Last year's figures include 28,031 people who suffered serious injuries on Britain’s roads.
In Nottinghamshire, 346 people were seriously injured.
RAC road safety spokesman Rod Dennis said: "Confirmation that last year saw a rise in the number of casualties on our roads is a chilling reminder that there remains so much work to do be done to improve road safety in the UK, even if statistically we have some of the safest roads in Europe.
"It’s time the Government turned the dial up on tackling these issues which, while complex, result in hundreds of people losing their lives every year."

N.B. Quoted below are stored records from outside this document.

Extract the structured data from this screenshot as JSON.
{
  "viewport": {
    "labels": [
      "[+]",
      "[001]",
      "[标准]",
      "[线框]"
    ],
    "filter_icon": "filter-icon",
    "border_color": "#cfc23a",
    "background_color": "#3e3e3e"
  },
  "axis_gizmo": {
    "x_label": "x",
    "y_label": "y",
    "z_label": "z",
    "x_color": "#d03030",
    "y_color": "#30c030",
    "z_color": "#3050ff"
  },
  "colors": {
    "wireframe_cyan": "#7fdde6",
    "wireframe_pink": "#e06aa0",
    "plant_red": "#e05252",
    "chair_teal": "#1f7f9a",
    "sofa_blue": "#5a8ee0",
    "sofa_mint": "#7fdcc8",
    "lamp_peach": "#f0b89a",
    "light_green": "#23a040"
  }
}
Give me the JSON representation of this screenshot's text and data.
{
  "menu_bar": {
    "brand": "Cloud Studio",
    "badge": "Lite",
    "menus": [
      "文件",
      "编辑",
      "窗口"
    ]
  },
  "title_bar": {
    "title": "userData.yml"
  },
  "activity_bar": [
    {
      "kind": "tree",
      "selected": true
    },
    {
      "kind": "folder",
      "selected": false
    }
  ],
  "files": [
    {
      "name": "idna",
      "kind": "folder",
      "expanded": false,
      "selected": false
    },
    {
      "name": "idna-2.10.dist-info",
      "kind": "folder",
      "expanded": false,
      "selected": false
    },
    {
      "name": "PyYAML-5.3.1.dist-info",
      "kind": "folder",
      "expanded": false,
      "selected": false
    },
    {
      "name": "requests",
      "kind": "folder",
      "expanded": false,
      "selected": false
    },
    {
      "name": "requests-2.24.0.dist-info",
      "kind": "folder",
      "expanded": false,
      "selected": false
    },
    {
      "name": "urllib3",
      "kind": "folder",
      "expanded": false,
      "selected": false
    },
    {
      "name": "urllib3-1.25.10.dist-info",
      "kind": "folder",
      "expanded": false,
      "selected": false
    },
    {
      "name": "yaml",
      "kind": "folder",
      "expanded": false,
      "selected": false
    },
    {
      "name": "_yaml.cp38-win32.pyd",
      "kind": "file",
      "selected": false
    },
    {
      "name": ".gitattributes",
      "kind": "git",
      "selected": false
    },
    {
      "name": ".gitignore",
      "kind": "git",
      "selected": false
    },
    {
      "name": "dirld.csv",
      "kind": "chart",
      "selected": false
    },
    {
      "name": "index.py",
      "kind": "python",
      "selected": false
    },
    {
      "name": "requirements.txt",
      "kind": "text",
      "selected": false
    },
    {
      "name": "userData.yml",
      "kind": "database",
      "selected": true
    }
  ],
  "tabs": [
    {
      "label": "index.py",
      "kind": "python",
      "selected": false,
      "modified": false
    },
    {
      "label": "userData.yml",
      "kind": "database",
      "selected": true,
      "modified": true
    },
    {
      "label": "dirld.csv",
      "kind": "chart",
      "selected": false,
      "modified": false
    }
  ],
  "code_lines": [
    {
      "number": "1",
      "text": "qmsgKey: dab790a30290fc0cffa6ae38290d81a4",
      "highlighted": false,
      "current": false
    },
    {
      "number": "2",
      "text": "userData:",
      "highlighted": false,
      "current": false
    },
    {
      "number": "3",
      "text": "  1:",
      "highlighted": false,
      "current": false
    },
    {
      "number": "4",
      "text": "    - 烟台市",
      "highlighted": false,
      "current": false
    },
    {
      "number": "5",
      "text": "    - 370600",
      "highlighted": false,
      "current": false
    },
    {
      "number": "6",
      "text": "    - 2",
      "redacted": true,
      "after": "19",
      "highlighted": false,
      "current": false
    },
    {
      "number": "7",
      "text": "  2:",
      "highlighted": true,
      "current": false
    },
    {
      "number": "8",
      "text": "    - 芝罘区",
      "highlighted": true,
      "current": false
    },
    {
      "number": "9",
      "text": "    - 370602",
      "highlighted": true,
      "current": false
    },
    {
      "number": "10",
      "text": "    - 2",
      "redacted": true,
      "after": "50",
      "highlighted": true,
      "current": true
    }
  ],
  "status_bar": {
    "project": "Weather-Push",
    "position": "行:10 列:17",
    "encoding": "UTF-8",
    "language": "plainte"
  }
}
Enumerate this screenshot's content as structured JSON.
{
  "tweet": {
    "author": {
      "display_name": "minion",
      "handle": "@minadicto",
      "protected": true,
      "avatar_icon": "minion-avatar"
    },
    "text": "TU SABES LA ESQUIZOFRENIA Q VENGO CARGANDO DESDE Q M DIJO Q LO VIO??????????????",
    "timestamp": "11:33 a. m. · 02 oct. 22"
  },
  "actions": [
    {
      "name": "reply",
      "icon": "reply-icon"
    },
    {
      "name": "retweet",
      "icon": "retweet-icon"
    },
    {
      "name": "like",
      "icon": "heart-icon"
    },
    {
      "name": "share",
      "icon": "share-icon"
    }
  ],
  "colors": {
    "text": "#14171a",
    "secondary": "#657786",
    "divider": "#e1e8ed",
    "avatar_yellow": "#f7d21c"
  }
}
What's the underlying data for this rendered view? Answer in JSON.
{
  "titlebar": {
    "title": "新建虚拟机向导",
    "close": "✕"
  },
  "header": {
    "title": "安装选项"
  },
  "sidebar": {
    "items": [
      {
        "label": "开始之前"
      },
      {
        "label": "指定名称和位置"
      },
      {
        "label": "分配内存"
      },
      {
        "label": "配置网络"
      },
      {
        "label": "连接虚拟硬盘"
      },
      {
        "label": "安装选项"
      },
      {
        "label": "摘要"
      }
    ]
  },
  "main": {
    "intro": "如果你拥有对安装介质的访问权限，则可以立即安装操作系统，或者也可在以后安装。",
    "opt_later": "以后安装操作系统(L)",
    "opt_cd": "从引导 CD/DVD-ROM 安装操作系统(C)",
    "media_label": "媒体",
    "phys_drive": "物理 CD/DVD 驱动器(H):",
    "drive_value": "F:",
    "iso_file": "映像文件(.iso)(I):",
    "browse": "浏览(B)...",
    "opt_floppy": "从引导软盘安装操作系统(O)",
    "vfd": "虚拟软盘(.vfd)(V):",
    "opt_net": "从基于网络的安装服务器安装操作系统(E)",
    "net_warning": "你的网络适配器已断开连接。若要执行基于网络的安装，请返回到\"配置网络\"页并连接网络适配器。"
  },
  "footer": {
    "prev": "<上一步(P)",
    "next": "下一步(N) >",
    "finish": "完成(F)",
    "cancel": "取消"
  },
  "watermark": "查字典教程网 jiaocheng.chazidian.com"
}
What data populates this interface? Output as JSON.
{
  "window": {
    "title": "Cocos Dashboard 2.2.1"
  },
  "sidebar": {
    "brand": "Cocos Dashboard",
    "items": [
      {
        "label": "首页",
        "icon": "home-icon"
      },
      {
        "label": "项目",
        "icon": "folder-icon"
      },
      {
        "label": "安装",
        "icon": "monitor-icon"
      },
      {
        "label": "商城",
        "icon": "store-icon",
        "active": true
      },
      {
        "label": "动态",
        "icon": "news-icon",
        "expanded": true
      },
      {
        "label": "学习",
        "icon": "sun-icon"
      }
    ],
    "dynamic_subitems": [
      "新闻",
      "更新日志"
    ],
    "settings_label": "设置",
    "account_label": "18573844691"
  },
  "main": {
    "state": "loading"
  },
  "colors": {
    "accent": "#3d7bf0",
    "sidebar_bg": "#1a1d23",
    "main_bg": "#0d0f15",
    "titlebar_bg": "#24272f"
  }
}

A DfT spokesman said: "We welcome the continued decrease in road casualties compared with pre-Covid levels, with our roads being some of the safest in the world.
"Nevertheless, we continue to work tirelessly to improve road safety through our world-renowned Think! Road safety campaigns and £47.5 million safer roads fund, so local authorities can also work to keep road users safe."
Outside of coronavirus lockdowns there has been no significant improvement in road crash fatality figures since around 2010.